The film itself is not perfectly clean either. Eichner, and in turn “Bros” itself, tries to have everything all at once. He wants it to be a rom-com but also spotlight queer history, a jarring transition that often feels mismanaged. The impulse to include queer history is surely a valiant one in being a big-budget film: Eichner wants to spread queer education as far as the eye can see. But it simply doesn’t mesh with the film’s creative direction; the message is lost. There’s also the issue of Eichner’s constant concessions on behalf of his whiteness and his cisgender identity. The film is about two white, cis men falling in love. At just about every moment of the film, Eichner stops to call this out and, in essence, apologize. But why keep apologizing when you could just change it, and not center white cis men?
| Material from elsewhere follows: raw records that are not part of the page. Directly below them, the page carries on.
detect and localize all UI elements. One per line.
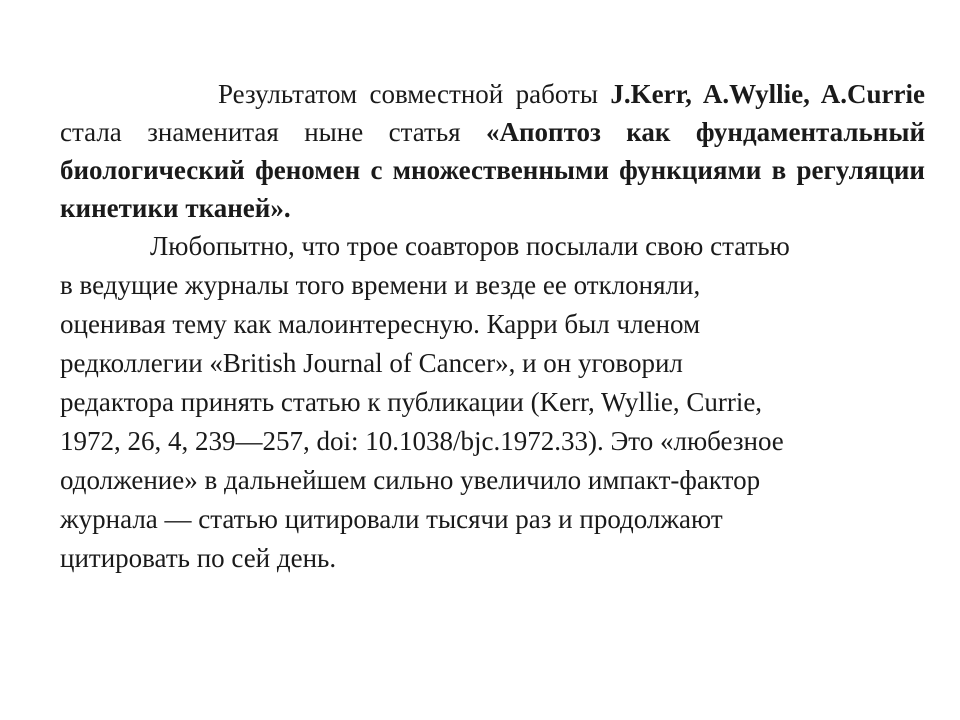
paragraph2-line: оценивая тему как малоинтересную. Карри был членом (60, 309, 701, 339)
paragraph2-line: редколлегии «British Journal of Cancer», и он уговорил (60, 348, 683, 378)
paragraph2-line: цитировать по сей день. (60, 543, 337, 573)
paragraph2-line: 1972, 26, 4, 239—257, doi: 10.1038/bjc.1972.33). Это «любезное (60, 426, 784, 456)
slide-content (60, 75, 925, 578)
paragraph1-intro: Результатом совместной работы (218, 79, 611, 109)
paragraph2-line: журнала — статью цитировали тысячи раз и продолжают (60, 504, 723, 534)
paragraph1-middle: стала знаменитая ныне статья (60, 117, 486, 147)
paragraph2-line: редактора принять статью к публикации (Kerr, Wyllie, Currie, (60, 387, 763, 417)
paragraph-publication-history (60, 75, 925, 227)
paragraph1-article-title: «Апоптоз как фундаментальный биологический феномен с множественными функциями в регуляции кинетики тканей». (60, 117, 926, 223)
paragraph2-line: одолжение» в дальнейшем сильно увеличило импакт-фактор (60, 465, 761, 495)
paragraph2-line: в ведущие журналы того времени и везде ее отклоняли, (60, 270, 701, 300)
paragraph-anecdote (60, 227, 905, 578)
paragraph2-line: Любопытно, что трое соавторов посылали свою статью (150, 231, 790, 261)
paragraph1-authors: J.Kerr, A.Wyllie, A.Currie (610, 79, 925, 109)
It’s incredibly cringe-inducing to see Eichner’s injected statements of regret.

The greatest tragedy of “Bros” will forever be what it means for the future of queer moviemaking. The film’s creators were constantly spouting that audiences had to come out for “Bros” because it’s possible there won’t be another big-budget queer romance for quite some time. The question remains: Will this become a self-fulfilling prophecy? With an ad campaign asserting that “Bros” would prove the future of queer storytelling, did the film’s poor performance demonstrate that queer love stories cannot make a profit? That’s the dismal residue left behind by “Bros” — the failure of this film could mean the loss of faith in queer stories at large. That’s a deeply scary reality.